Build 6 returns to the destination side of the wall — column storage, partitioning, and file layouts that make incremental destinations cheap. Build 12 returns to it again at lakehouse scale, where the destination is petabyte-scale object storage and the migration cost is one engineering-quarter rather than one engineering-year. The wall this chapter named will be redrawn at every level of the stack, and the discipline of seeing it coming early is the same at every level.

References

The Architecture of a Modern Data Warehouse — Maxime Beauchemin — the original "rise of the data engineer" post that named the full-refresh-to-incremental transition as the central craft of the field.
dbt: incremental models documentation — the canonical reference for how a modern transformation tool handles the migration from full-refresh to incremental, with the operational considerations made explicit.
BigQuery: incremental materialised views — the warehouse vendor's view of automatic incremental refresh, including the constraints under which it actually works.
Designing Data-Intensive Applications, Chapter 11 — Stream Processing — Kleppmann's framing of the batch-vs-stream choice, which is downstream of the full-refresh-vs-incremental choice this chapter makes.
Snowflake: cost optimisation case studies — published case studies on the cost trajectory of full-refresh pipelines that have been migrated to incremental, with real numbers.
Razorpay engineering: scaling our analytics pipeline — Razorpay's published account of their own wall and migration, including the cost projection they used to win engineering time for the work.
Partial failures and the at-least-once contract — the Build-2 chapter immediately preceding this one, on the idempotency contract that full-refresh exploits to be simple.
The Lambda Architecture (Marz & Warren) — the original framing of the speed-layer + batch-layer split that emerges when a single full-refresh pipeline can no longer hit the latency required of it.
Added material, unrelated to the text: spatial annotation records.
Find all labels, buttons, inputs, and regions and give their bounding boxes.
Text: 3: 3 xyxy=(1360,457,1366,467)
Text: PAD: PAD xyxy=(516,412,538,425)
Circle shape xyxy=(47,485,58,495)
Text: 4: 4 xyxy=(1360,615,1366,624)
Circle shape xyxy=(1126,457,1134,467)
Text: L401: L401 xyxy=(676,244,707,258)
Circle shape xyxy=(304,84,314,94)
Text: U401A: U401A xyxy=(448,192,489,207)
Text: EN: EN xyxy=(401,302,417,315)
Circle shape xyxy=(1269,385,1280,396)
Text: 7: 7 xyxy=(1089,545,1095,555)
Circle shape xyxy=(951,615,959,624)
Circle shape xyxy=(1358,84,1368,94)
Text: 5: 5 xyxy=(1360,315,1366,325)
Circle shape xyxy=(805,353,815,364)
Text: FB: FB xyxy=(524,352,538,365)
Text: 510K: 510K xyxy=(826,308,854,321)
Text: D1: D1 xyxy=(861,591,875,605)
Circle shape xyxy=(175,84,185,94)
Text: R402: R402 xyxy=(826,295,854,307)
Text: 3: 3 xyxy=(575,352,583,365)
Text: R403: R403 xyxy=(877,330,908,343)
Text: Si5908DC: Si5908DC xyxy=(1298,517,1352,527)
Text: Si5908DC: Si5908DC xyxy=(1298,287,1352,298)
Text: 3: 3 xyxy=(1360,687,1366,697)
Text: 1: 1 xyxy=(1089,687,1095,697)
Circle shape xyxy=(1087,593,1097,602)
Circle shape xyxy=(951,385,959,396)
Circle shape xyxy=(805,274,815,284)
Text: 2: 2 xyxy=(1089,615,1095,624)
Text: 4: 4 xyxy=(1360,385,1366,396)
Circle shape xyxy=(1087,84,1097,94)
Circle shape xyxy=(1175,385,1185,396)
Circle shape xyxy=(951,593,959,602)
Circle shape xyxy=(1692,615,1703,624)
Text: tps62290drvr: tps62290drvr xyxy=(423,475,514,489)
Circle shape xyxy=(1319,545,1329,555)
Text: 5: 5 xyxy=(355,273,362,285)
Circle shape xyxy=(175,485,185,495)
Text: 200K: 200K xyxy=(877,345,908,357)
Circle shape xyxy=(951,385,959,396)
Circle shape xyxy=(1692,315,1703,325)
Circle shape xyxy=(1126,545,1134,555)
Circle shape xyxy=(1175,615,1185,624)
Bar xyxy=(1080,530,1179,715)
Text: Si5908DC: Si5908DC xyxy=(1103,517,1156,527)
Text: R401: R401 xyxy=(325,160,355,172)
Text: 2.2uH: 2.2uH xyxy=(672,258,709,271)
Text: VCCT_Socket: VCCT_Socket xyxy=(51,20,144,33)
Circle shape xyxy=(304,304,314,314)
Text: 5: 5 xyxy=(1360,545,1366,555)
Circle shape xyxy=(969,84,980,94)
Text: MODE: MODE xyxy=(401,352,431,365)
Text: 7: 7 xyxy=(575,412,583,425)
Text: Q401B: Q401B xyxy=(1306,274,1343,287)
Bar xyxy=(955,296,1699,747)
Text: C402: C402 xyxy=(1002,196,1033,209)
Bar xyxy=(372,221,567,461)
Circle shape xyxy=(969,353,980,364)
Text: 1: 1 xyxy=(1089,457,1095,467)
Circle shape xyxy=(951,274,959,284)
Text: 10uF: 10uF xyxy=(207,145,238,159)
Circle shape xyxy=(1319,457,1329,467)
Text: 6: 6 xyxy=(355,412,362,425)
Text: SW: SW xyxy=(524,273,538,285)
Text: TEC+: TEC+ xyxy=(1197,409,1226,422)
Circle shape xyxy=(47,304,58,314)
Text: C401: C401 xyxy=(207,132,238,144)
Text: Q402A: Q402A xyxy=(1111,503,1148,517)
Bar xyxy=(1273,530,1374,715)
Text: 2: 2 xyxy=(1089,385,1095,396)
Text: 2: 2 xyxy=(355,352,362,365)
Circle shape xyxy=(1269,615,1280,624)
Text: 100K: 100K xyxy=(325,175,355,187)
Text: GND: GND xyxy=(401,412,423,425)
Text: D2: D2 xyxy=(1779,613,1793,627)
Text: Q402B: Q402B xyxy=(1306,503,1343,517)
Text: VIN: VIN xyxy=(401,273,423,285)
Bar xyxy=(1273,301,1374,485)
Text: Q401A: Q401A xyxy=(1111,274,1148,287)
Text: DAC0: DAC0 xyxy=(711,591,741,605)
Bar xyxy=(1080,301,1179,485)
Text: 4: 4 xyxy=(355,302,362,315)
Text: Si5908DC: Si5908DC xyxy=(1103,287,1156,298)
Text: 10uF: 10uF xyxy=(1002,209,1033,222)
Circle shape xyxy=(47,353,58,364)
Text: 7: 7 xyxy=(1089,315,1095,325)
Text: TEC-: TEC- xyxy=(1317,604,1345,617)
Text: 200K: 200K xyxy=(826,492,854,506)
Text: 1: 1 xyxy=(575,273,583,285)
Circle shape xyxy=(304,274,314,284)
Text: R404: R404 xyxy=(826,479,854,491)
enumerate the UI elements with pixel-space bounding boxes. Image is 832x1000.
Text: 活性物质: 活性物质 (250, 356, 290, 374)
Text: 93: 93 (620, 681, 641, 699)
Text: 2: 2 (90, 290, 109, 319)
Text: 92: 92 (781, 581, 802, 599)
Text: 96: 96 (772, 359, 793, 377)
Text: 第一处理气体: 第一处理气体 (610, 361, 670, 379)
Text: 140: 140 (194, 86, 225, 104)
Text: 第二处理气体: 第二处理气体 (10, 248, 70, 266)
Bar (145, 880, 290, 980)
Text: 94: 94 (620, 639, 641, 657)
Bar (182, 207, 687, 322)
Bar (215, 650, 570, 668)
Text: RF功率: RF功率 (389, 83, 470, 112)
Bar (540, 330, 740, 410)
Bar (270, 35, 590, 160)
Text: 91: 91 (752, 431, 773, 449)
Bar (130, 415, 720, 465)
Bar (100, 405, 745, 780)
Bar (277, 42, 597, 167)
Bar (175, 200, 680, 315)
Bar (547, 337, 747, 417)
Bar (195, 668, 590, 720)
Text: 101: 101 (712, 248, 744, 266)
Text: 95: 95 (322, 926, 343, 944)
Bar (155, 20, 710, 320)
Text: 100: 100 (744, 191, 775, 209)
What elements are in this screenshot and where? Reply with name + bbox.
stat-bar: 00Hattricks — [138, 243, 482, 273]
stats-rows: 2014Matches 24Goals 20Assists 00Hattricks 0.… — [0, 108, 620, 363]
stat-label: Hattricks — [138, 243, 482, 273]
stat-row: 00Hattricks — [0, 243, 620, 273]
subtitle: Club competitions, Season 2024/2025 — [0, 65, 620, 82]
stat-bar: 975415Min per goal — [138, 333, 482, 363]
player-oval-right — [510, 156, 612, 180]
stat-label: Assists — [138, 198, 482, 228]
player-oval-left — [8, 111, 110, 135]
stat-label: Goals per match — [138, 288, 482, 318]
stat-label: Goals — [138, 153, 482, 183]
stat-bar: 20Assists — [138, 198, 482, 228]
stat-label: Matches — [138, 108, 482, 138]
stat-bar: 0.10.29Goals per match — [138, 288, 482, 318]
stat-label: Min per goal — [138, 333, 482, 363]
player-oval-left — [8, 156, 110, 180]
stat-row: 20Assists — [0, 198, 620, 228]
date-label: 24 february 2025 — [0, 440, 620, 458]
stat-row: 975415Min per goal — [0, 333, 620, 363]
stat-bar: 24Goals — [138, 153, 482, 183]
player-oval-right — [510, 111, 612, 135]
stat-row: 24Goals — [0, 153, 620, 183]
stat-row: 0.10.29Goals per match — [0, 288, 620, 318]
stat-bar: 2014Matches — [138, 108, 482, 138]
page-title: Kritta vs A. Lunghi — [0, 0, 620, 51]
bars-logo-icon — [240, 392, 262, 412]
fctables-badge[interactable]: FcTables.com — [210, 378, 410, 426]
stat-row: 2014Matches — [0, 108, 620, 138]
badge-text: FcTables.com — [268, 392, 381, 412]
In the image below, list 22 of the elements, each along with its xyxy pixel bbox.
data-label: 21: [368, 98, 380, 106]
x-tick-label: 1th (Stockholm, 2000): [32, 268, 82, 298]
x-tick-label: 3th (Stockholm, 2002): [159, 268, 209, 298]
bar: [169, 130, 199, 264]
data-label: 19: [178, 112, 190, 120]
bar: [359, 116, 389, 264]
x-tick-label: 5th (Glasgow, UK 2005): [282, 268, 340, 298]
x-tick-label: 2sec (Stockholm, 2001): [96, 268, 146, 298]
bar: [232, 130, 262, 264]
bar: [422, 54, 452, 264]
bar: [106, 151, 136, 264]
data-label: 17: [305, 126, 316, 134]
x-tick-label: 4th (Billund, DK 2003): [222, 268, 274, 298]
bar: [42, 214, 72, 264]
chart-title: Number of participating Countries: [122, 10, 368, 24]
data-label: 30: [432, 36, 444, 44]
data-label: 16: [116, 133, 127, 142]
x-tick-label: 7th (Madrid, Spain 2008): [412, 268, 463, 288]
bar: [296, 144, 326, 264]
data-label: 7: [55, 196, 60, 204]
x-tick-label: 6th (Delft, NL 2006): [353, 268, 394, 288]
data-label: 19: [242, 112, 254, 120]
A practical exercise: take the full_refresh.py example above and run it three times with different input sizes — 1 lakh, 10 lakh, 1 crore. Plot elapsed time against input size on a log-log scale; the slope of the line is the runtime exponent. For a well-tuned full-refresh job you will see a slope very close to 1.0, confirming the linear relationship. Now imagine the company growth curve overlaid: a 12% MoM growth crosses any fixed SLA in finite time, and the time is a deterministic function of where you start on the curve. The exercise that makes the wall real is computing, for your own pipeline, the calendar date on which it will breach. The answer is rarely more than 24 months away, and it is almost always closer than the team's gut feel.